(Bloomberg) -- New Zealand is preparing its health system to cope with an influx Covid-19 patients as it concedes it can’t stamp out the delta variant and begins to transition away from its elimination strategy.
Health Ministry modeling forecasts more than 5,000 cases per week in the Auckland and Northland regions next year, assuming 90% of the eligible population is vaccinated, Health Minister Andrew Little said on Thursday. The figure does not include the rest of the country, where modeling is still being conducted.
“That’s the worst-case scenario, but even at that level the vast bulk of people who would get infected would recover at home, or somewhere else in the community, because the majority will be vaccinated and won’t suffer as badly as those who are unvaccinated,” Little said in an interview with Radio New Zealand.
New Zealand’s health system has not yet been tested by surging Covid cases, but ministers now concede a lockdown in largest city Auckland won’t beat delta and are preparing to ease restrictions as vaccination rates rise.
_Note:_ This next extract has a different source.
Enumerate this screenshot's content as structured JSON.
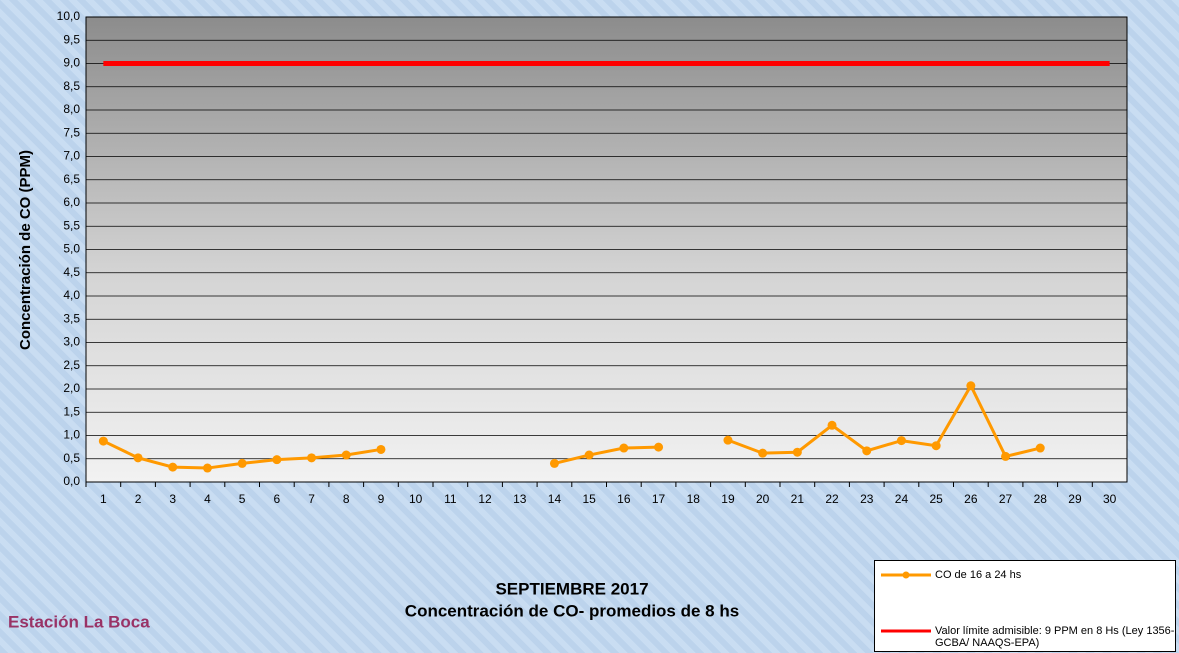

Daily new case numbers are worsening, with 71 infections reported Thursday, the most since early September.
Little’s plan marks a pivot away from isolating all Covid patients in government quarantine facilities or hospitals. Little said he’s confident hospitals will have the capacity to cope with acute cases.
“In terms of capacity to respond for additional patients, I’m confident that it is there and the planning is there to make sure we manage that carefully,” he told a news conference.
New Zealand had been one of the last countries in the world pursuing a Covid Zero strategy aimed at eliminating community transmission of the virus. Last week it tentatively moved away from this approach, with Prime Minister Jacinda Ardern acknowledging that “long periods of heavy restrictions have not gotten us to zero cases.”